There was need of justifying these two events, which disturbed not only those who did not believe in Christ but also those who did believe in him.
With this purpose in mind, Augustine undertook this major work over a period of thirty years.
The City of God can be considered the first in the philosophy of history.
Until the late Middle Ages a thousand years later, the City of God influenced the politics and government of Christian nations, and in the relations between the Church and the civil government.
It was an influence in the creation of the Holy Roman Empire, and had little in the way of rival theories until Nicola Machiavelli in the year 1513 wrote a very secular work, The Prince, that appealed to the more base desires of power and cunning.
The world view of Augustine and his history of humanity is organic and unified, but it is also ascetic and Christian.
Christ is the very soul of history.

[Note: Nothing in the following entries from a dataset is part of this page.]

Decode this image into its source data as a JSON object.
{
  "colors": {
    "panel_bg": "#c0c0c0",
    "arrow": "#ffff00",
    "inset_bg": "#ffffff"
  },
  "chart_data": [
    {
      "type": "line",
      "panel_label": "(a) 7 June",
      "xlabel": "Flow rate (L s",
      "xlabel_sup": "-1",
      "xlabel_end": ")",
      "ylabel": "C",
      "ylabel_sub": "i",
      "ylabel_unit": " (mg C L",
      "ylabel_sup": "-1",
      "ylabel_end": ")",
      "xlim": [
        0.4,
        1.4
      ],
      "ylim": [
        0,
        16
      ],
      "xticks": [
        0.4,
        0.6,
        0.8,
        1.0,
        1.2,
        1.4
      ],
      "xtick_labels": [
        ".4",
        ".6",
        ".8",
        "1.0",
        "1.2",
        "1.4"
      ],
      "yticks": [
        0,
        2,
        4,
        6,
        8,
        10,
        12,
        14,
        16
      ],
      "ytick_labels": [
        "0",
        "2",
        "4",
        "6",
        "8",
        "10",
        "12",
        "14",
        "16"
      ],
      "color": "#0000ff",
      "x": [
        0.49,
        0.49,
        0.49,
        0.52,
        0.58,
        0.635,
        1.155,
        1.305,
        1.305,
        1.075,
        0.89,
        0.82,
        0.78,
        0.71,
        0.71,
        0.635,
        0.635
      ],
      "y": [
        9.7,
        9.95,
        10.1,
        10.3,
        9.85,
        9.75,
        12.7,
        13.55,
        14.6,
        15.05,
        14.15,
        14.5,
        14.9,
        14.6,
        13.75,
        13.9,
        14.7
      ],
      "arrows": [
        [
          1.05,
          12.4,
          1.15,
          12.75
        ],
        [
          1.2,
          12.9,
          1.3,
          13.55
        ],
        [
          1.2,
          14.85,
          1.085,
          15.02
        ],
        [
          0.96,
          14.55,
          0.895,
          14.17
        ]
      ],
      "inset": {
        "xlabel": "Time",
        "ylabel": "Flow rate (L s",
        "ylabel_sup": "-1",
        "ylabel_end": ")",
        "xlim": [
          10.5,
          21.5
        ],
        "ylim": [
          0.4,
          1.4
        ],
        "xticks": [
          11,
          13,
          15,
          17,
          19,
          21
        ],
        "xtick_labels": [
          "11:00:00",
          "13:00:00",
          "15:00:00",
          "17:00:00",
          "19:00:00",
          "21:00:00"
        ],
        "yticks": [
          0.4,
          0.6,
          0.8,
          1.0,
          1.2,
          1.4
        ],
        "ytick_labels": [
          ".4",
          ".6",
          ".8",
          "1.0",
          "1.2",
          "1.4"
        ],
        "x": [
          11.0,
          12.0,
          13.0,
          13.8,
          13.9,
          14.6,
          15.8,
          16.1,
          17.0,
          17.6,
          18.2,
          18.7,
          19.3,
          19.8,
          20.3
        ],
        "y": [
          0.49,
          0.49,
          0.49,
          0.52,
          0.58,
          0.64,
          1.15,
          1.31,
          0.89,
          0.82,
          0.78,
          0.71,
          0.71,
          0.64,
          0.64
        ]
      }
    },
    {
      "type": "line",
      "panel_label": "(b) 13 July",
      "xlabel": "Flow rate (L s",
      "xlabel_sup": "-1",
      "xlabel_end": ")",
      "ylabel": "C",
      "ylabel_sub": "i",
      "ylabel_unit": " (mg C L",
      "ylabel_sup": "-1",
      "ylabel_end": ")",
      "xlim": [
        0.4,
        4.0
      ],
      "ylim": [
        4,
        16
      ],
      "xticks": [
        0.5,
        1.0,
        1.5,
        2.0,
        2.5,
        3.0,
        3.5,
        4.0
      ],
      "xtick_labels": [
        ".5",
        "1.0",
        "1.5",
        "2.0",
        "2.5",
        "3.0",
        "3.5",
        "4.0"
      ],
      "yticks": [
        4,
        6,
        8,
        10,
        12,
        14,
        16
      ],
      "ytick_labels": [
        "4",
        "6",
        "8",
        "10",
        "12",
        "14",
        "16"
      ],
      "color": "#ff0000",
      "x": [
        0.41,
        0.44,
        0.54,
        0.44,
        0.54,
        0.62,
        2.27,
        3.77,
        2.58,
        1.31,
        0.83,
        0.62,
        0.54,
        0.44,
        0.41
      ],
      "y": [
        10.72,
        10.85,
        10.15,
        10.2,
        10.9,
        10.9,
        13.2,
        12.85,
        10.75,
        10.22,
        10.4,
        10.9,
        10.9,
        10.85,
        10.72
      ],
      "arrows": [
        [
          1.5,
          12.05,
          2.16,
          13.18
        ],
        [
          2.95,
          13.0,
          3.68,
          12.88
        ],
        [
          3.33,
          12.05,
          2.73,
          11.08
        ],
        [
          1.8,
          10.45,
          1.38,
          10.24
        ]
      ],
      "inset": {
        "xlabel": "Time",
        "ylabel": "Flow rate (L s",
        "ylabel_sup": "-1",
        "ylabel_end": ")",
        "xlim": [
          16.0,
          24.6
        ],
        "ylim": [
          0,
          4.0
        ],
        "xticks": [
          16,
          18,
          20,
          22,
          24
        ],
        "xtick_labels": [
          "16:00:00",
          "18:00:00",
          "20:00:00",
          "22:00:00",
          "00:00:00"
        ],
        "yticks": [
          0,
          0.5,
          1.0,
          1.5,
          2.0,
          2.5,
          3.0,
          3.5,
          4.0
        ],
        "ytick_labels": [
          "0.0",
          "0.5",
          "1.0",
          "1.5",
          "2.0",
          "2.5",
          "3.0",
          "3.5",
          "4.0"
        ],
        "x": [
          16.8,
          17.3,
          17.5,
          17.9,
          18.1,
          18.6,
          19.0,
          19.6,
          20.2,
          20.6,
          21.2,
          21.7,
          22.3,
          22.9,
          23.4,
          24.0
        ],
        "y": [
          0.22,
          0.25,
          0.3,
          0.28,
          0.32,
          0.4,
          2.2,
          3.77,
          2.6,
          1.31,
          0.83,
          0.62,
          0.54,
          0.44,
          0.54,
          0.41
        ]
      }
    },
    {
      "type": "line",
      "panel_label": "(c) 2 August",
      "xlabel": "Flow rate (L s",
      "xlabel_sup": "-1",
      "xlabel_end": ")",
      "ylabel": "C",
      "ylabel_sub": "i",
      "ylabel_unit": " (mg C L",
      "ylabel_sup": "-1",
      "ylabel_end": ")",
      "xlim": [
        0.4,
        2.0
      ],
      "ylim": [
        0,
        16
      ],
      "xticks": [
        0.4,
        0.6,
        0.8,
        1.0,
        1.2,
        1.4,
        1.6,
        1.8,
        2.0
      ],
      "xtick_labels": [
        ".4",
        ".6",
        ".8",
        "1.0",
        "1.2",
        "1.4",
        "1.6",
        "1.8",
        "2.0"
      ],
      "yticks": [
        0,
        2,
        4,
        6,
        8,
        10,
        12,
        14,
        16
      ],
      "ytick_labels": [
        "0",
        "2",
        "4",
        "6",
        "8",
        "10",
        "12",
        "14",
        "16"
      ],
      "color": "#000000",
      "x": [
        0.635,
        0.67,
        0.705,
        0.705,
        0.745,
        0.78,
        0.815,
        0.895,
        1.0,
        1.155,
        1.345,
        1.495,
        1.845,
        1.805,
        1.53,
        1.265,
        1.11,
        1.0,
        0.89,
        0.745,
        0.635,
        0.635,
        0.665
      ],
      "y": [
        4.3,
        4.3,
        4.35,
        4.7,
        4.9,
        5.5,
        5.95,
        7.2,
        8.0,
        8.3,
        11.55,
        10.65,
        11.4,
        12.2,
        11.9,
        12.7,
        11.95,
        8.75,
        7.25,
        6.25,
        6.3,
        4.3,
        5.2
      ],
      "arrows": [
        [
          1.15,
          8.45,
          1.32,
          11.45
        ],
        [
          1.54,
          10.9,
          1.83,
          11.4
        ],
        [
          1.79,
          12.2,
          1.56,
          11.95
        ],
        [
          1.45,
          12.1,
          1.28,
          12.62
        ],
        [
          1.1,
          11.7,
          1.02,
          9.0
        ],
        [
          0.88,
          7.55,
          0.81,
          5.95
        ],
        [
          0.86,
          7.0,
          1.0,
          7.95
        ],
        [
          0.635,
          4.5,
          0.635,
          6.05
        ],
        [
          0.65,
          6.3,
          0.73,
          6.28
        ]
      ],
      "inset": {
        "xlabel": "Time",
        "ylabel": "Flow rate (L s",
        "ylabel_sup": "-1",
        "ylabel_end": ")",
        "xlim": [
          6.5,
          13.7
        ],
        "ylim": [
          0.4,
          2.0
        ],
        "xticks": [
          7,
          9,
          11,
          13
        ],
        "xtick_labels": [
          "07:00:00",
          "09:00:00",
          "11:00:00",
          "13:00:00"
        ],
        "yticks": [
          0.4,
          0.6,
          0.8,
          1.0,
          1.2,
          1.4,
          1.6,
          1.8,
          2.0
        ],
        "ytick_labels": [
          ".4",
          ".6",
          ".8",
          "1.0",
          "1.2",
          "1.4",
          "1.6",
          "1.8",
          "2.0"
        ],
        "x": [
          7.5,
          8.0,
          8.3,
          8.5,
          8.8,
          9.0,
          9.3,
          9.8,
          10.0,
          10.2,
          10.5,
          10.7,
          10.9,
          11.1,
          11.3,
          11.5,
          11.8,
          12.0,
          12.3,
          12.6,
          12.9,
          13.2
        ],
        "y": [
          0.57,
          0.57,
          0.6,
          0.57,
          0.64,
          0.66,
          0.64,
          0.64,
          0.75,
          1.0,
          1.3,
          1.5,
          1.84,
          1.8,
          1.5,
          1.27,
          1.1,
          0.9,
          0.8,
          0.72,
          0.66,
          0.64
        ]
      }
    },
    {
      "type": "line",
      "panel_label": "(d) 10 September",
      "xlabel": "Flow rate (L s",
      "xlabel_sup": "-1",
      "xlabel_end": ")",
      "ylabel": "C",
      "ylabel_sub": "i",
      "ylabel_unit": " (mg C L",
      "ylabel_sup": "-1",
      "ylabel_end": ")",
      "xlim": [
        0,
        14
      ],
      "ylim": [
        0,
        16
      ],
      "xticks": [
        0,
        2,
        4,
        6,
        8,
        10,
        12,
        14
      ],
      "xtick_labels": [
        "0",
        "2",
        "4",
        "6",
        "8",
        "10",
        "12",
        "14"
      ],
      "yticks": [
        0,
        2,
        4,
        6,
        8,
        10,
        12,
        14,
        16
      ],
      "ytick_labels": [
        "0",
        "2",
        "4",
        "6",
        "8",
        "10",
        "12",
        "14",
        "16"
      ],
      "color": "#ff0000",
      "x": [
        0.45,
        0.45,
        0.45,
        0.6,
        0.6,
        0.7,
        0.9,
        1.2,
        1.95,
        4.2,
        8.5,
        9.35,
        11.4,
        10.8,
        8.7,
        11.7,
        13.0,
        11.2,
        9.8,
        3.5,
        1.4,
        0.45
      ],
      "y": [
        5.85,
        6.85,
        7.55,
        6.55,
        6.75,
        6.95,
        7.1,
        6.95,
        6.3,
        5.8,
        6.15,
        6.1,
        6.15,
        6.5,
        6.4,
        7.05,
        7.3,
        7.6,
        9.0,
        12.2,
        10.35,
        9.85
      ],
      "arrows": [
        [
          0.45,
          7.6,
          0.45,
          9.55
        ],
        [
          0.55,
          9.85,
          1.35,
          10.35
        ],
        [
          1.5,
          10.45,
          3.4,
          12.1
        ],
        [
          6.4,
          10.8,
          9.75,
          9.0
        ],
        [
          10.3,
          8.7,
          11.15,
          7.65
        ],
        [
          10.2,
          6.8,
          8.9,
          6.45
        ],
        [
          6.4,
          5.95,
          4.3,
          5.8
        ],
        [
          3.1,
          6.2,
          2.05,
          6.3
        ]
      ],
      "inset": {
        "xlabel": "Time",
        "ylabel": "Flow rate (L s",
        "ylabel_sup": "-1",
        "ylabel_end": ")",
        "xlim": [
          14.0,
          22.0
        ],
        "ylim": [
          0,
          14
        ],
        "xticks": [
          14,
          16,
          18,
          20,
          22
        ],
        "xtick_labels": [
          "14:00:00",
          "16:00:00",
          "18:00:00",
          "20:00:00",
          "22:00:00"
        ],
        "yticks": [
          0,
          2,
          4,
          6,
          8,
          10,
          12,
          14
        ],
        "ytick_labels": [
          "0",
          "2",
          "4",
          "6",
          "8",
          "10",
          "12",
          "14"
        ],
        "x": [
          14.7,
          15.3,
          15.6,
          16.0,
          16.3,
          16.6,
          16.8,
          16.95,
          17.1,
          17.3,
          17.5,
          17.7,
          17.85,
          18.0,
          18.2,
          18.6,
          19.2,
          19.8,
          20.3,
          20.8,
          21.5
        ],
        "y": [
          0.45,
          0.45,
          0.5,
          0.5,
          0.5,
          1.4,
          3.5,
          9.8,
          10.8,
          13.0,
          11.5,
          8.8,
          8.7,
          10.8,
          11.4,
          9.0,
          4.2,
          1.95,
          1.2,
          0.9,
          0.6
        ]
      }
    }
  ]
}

The coming of Christ presupposes another truth of the Christian faith, original sin.
In consequence of original sin, people are divided into two distinct cities: one of God, the other of the earth. Both, however, are at the service of Christ.
The city of God, prior to the coming of Christ, was represented by the people of Israel; the city of this earth was represented by the Roman Empire.
The two cities had a different purpose, the one religious and the other political.
The first had the task of preparing for the coming of Christ through the prophetic men in the Bible; the second was to prepare for his coming politically.